I just knew that when we got back to the city today that at least one of our deposits would have come while we were lazing away in the country. Ah, not so. Damn people, I’m good but it’s been quite a while since I worked a friggin’ miracle! Fortunately only one of the jobs has an actual deadline but the art consultant has not replied to any of my persistent emails and phone calls. I know it’s just because he is busy tying up his previous job, but I still need the time to fabricate his work.
I’ve done nothing but moan and groan about the lack of work and the lack of rain this summer so while I prepare for this business/family gathering/recreation trip, for which I am woefully unprepared mentally, I thought I would entertain you with one of the trip reports from my river guide days. It’s kind of long so I’m breaking it up into two parts.
General background: I worked for an outfitter out of Houston TX. These were three day trips to Big Bend National Park over long holidays, leaving at 7PM on a Friday night and getting back by 5 AM Tuesday morning in time for them to make it to work. The guests would ride a big air-conditioned bus with toilet as it was a long 12 hour straight through drive to the park and put-in while the guides would ride in vans towing trailers with the canoes/rafts and gear. The outfitter usually ran two trips, a canoe trip and a raft trip in different canyons of the park. The canoe trip put in earlier and took out later. Because the raft trip was shorter, those guests got to have showers while waiting for the canoe trip to get to take out. Then it was pack the trailer, load the bus and head back to Houston with half the guests having come straight off the river and in the same clothes. Boquillas Canyon, the canyon I was on staff for, was a 33 mile paddle in three days. Our target hour for take-out on the third day was 2 PM. Often we didn’t get there til 4 PM.

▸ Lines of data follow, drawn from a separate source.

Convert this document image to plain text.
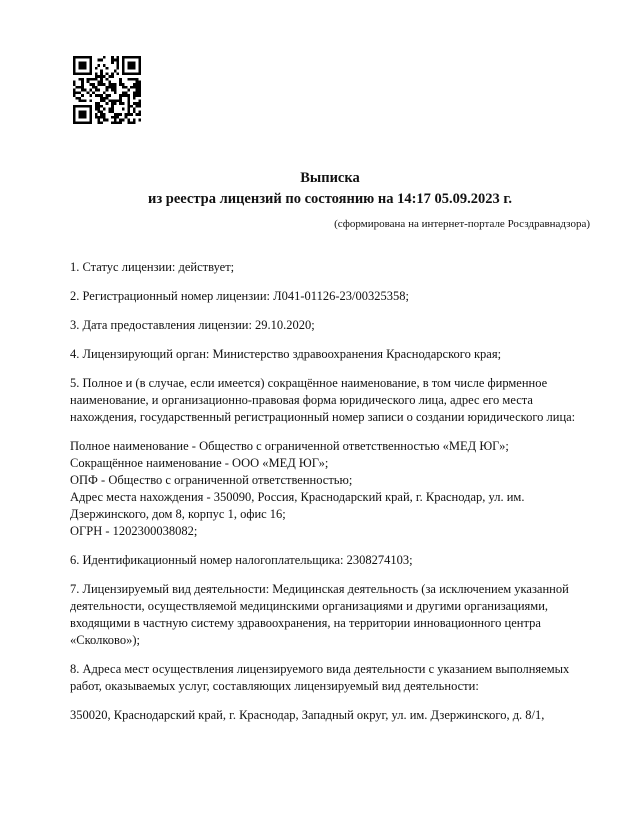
Выписка
из реестра лицензий по состоянию на 14:17 05.09.2023 г.
(сформирована на интернет-портале Росздравнадзора)

1. Статус лицензии: действует;

2. Регистрационный номер лицензии: Л041-01126-23/00325358;

3. Дата предоставления лицензии: 29.10.2020;

4. Лицензирующий орган: Министерство здравоохранения Краснодарского края;

5. Полное и (в случае, если имеется) сокращённое наименование, в том числе фирменное наименование, и организационно-правовая форма юридического лица, адрес его места нахождения, государственный регистрационный номер записи о создании юридического лица:

Полное наименование - Общество с ограниченной ответственностью «МЕД ЮГ»;
Сокращённое наименование - ООО «МЕД ЮГ»;
ОПФ - Общество с ограниченной ответственностью;
Адрес места нахождения - 350090, Россия, Краснодарский край, г. Краснодар, ул. им. Дзержинского, дом 8, корпус 1, офис 16;
ОГРН - 1202300038082;

6. Идентификационный номер налогоплательщика: 2308274103;

7. Лицензируемый вид деятельности: Медицинская деятельность (за исключением указанной деятельности, осуществляемой медицинскими организациями и другими организациями, входящими в частную систему здравоохранения, на территории инновационного центра «Сколково»);

8. Адреса мест осуществления лицензируемого вида деятельности с указанием выполняемых работ, оказываемых услуг, составляющих лицензируемый вид деятельности:

350020, Краснодарский край, г. Краснодар, Западный округ, ул. им. Дзержинского, д. 8/1,
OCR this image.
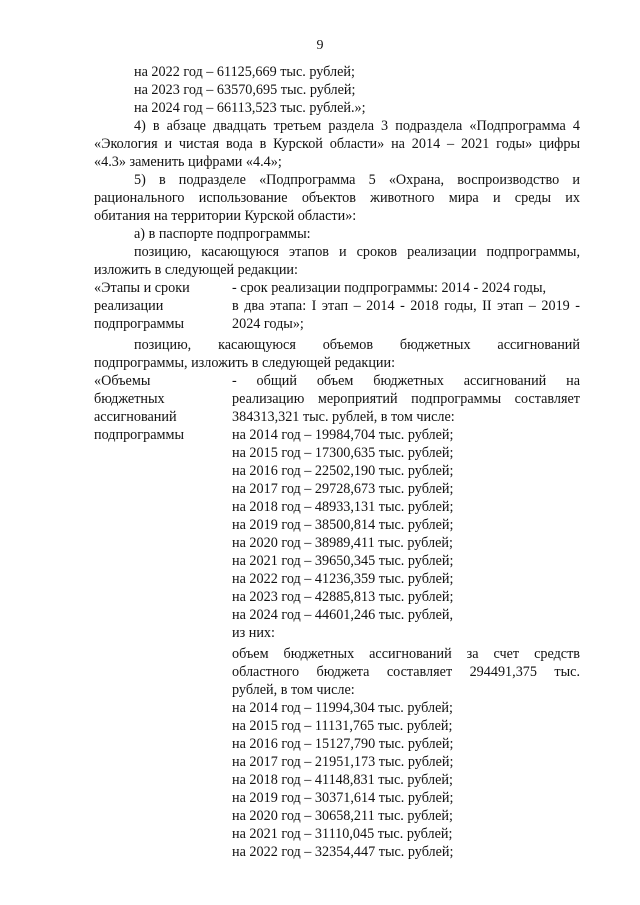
9
на 2022 год – 61125,669 тыс. рублей;
на 2023 год – 63570,695 тыс. рублей;
на 2024 год – 66113,523 тыс. рублей.»;
4) в абзаце двадцать третьем раздела 3 подраздела «Подпрограмма 4
«Экология и чистая вода в Курской области» на 2014 – 2021 годы» цифры
«4.3» заменить цифрами «4.4»;
5) в подразделе «Подпрограмма 5 «Охрана, воспроизводство и
рационального использование объектов животного мира и среды их
обитания на территории Курской области»:
а) в паспорте подпрограммы:
позицию, касающуюся этапов и сроков реализации подпрограммы,
изложить в следующей редакции:
«Этапы и сроки
реализации
подпрограммы
- срок реализации подпрограммы: 2014 - 2024 годы,
в два этапа: I этап – 2014 - 2018 годы, II этап – 2019 -
2024 годы»;
позицию, касающуюся объемов бюджетных ассигнований
подпрограммы, изложить в следующей редакции:
«Объемы
бюджетных
ассигнований
подпрограммы
- общий объем бюджетных ассигнований на
реализацию мероприятий подпрограммы составляет
384313,321 тыс. рублей, в том числе:
на 2014 год – 19984,704 тыс. рублей;
на 2015 год – 17300,635 тыс. рублей;
на 2016 год – 22502,190 тыс. рублей;
на 2017 год – 29728,673 тыс. рублей;
на 2018 год – 48933,131 тыс. рублей;
на 2019 год – 38500,814 тыс. рублей;
на 2020 год – 38989,411 тыс. рублей;
на 2021 год – 39650,345 тыс. рублей;
на 2022 год – 41236,359 тыс. рублей;
на 2023 год – 42885,813 тыс. рублей;
на 2024 год – 44601,246 тыс. рублей,
из них:
объем бюджетных ассигнований за счет средств
областного бюджета составляет 294491,375 тыс.
рублей, в том числе:
на 2014 год – 11994,304 тыс. рублей;
на 2015 год – 11131,765 тыс. рублей;
на 2016 год – 15127,790 тыс. рублей;
на 2017 год – 21951,173 тыс. рублей;
на 2018 год – 41148,831 тыс. рублей;
на 2019 год – 30371,614 тыс. рублей;
на 2020 год – 30658,211 тыс. рублей;
на 2021 год – 31110,045 тыс. рублей;
на 2022 год – 32354,447 тыс. рублей;
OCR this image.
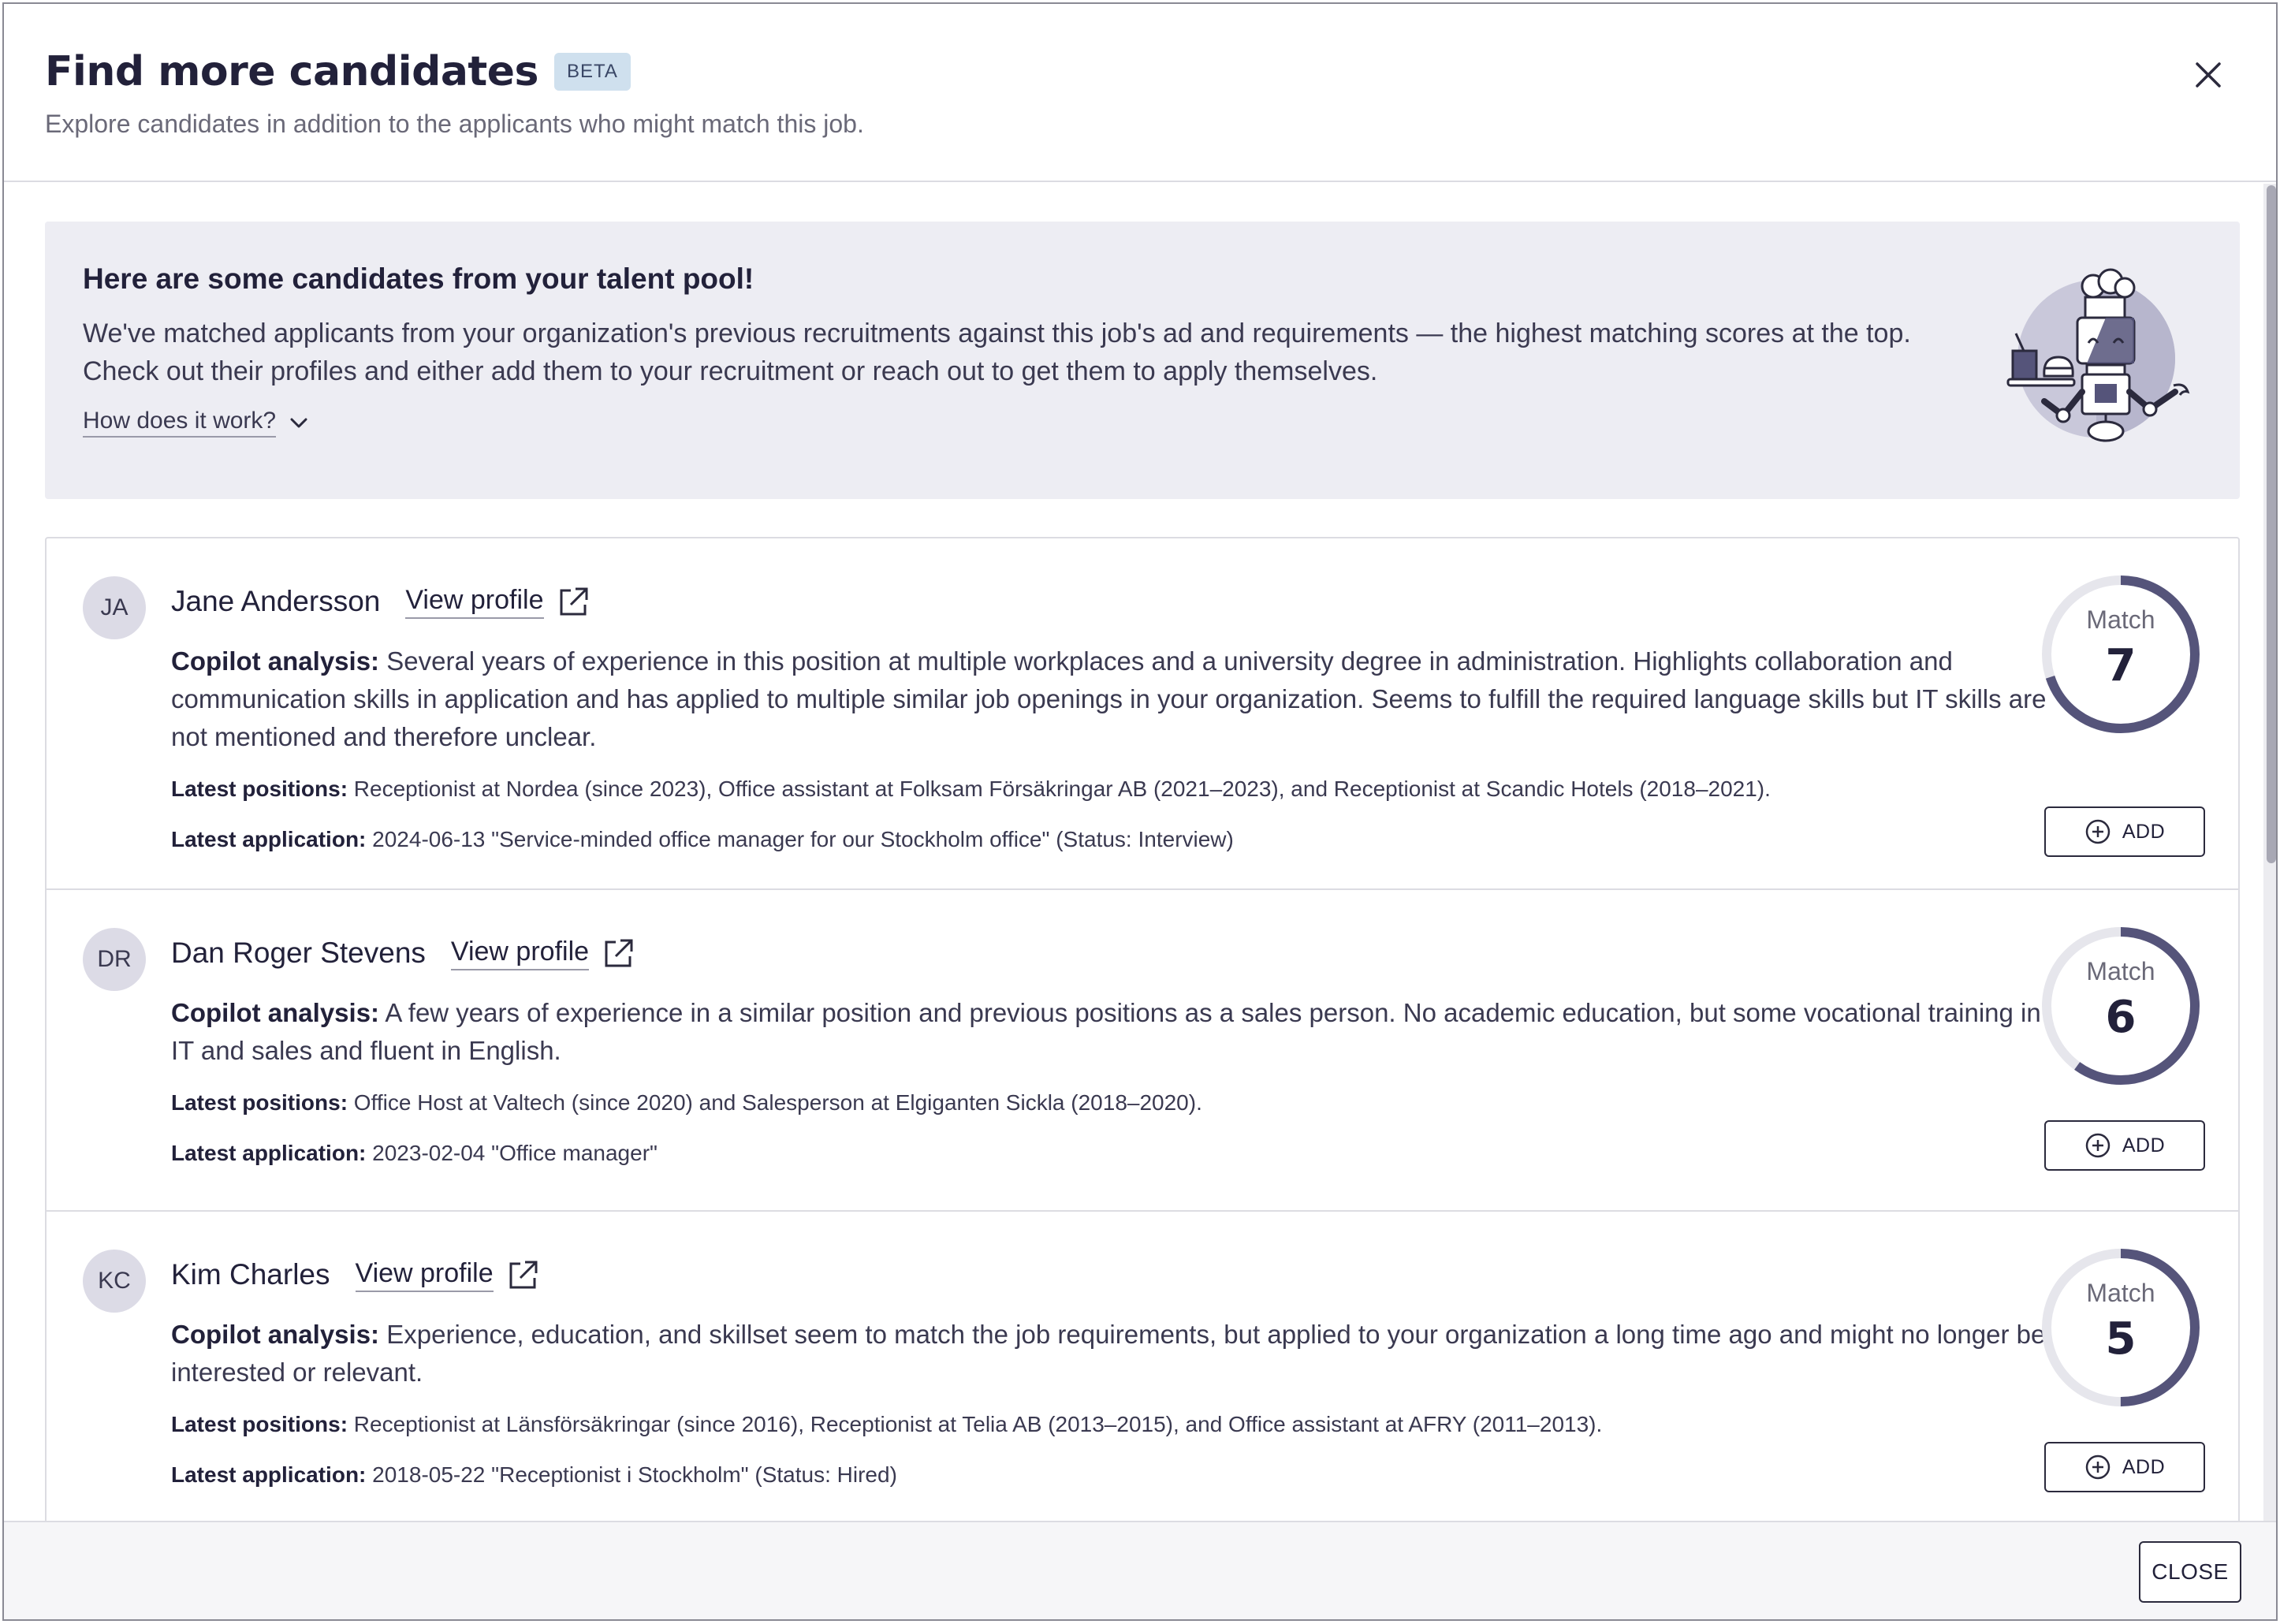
Find more candidates	BETA
Explore candidates in addition to the applicants who might match this job.
Here are some candidates from your talent pool!
We've matched applicants from your organization's previous recruitments against this job's ad and requirements — the highest matching scores at the top.
Check out their profiles and either add them to your recruitment or reach out to get them to apply themselves.
How does it work?
JA	Jane Andersson View profile
Copilot analysis: Several years of experience in this position at multiple workplaces and a university degree in administration. Highlights collaboration and communication skills in application and has applied to multiple similar job openings in your organization. Seems to fulfill the required language skills but IT skills are not mentioned and therefore unclear.
Latest positions: Receptionist at Nordea (since 2023), Office assistant at Folksam Försäkringar AB (2021–2023), and Receptionist at Scandic Hotels (2018–2021).
Latest application: 2024-06-13 "Service-minded office manager for our Stockholm office" (Status: Interview)
Match
7
ADD
DR	Dan Roger Stevens View profile
Copilot analysis: A few years of experience in a similar position and previous positions as a sales person. No academic education, but some vocational training in IT and sales and fluent in English.
Latest positions: Office Host at Valtech (since 2020) and Salesperson at Elgiganten Sickla (2018–2020).
Latest application: 2023-02-04 "Office manager"
Match
6
ADD
KC	Kim Charles View profile
Copilot analysis: Experience, education, and skillset seem to match the job requirements, but applied to your organization a long time ago and might no longer be interested or relevant.
Latest positions: Receptionist at Länsförsäkringar (since 2016), Receptionist at Telia AB (2013–2015), and Office assistant at AFRY (2011–2013).
Latest application: 2018-05-22 "Receptionist i Stockholm" (Status: Hired)
Match
5
ADD
CLOSE
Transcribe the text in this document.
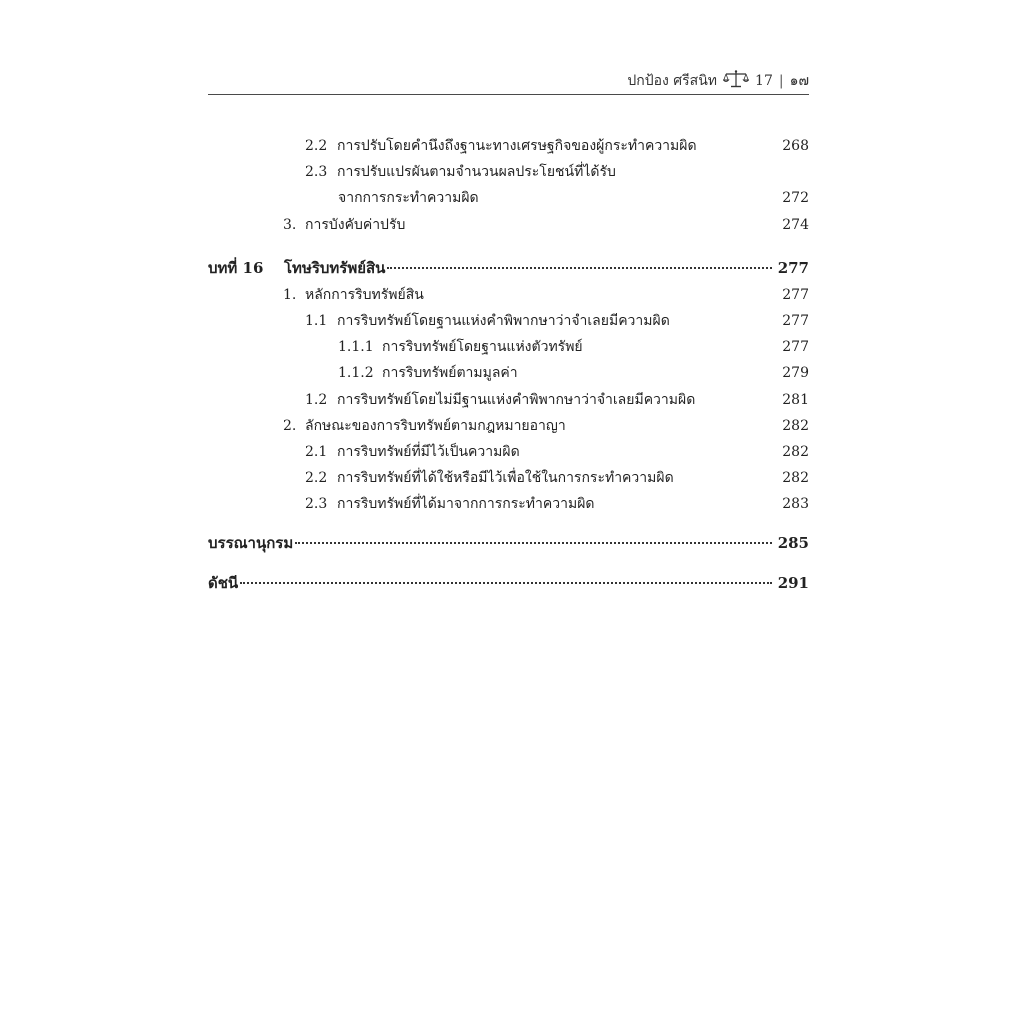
ปกป้อง ศรีสนิท	17 | ๑๗
2.2 การปรับโดยคำนึงถึงฐานะทางเศรษฐกิจของผู้กระทำความผิด	268
2.3 การปรับแปรผันตามจำนวนผลประโยชน์ที่ได้รับ
จากการกระทำความผิด	272
3. การบังคับค่าปรับ	274
บทที่ 16	โทษริบทรัพย์สิน	277
1. หลักการริบทรัพย์สิน	277
1.1 การริบทรัพย์โดยฐานแห่งคำพิพากษาว่าจำเลยมีความผิด	277
1.1.1 การริบทรัพย์โดยฐานแห่งตัวทรัพย์	277
1.1.2 การริบทรัพย์ตามมูลค่า	279
1.2 การริบทรัพย์โดยไม่มีฐานแห่งคำพิพากษาว่าจำเลยมีความผิด	281
2. ลักษณะของการริบทรัพย์ตามกฎหมายอาญา	282
2.1 การริบทรัพย์ที่มีไว้เป็นความผิด	282
2.2 การริบทรัพย์ที่ได้ใช้หรือมีไว้เพื่อใช้ในการกระทำความผิด	282
2.3 การริบทรัพย์ที่ได้มาจากการกระทำความผิด	283
บรรณานุกรม	285
ดัชนี	291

This particular trip, I had my 16 year old son with me.
Labor Day - 1995
Aaron and I got to Don's (the outfitter) a little before six. We had a fairly small trip so all the guides got to go. 13 boats. Guide staff was Charles and Renee, me, Dee, Darlene, John, and helpers Jeanne Anne and David. Darlene and I and Aaron rode the bus to do the meet and greet, intending to get on the van in San Antonio. We had a different van that Gerald had been working on for weeks to get it ready. Turns out it wasn't quite ready. The engine died at the toll booth on the Beltway and they had to jump it with the other van after towing it out of the way by Dave (shuttle driver) who was bringing his truck because he was going on to his land in Terlingua after the trip. The bus had been at Knox (truck stop) for our usual length of time when the vans finally got there, so after a few minutes, we took off for Petro (another truck stop) in San Antonio. But not before the engine on our van died again. They were preparing to jump it, again, when we left. We got to Petro; 30 minutes, no vans. 45 minutes, no vans. One hour, no vans. (Darlene and I are the only WE personnel on board.) One hour 15 minutes, no vans. An hour and a half after we got there, the vans finally pulled in. Our van had run out of gas, then the starter went out. So there they are on the side of the road, about 12 miles out. Dave went into San Antonio to get the part for Gerald, took it back to him, and then he came to tell us what had happened. They finally rolled in. So off we go again. Darlene and I decided at some point to just ride the bus all the way. We were considerably behind at that point and ended up having breakfast outside Sanderson (about 50 miles out from Marathon) at a roadside park. We got on the van then. Got to put in, unloaded, packed the canoes. Had lunch there and then I did the canoe talk and we were off. Renee was lead, Dee was sweep.
First day was fairly uneventful after we got on the water, although Aaron, who paddled with Jeanne Anne as I figured that, much as he loved his mom, he would have a better time not paddling with his mom, lost his hat almost immediately, a strainer snatched it off his head, so I had to open my duffel there on the water and get out my spare hat. We found an appropriate sandbar and made camp a little later than usual, but we had dinner and cleaned up before dark (always a plus). After everyone went to bed, Aaron and I were sitting on our pallets (we were sleeping out under the stars which are incredible out there) and talking when he looked up and there was a horse standing right in front of us. All we could see was it's head and neck since we were up on the rise and it was standing below. It wandered downstream a little then climbed up the rise and then went on downstream. One of our clients, Connie, was so tired she slept right through dinner. When I discovered that, I talked to her about it, encouraged her to eat. Next morning she didn't eat breakfast either, so I expressed my concern a little more strongly, told her to let me know if she wanted something to eat before we stopped for lunch. But her partner/fiancee was a doctor so I wasn't too concerned, thinking surely, as a doctor, he would see to it that she didn't stress herself too far...wrong-o. At lunch I told her to be sure and eat, but did not see her do so.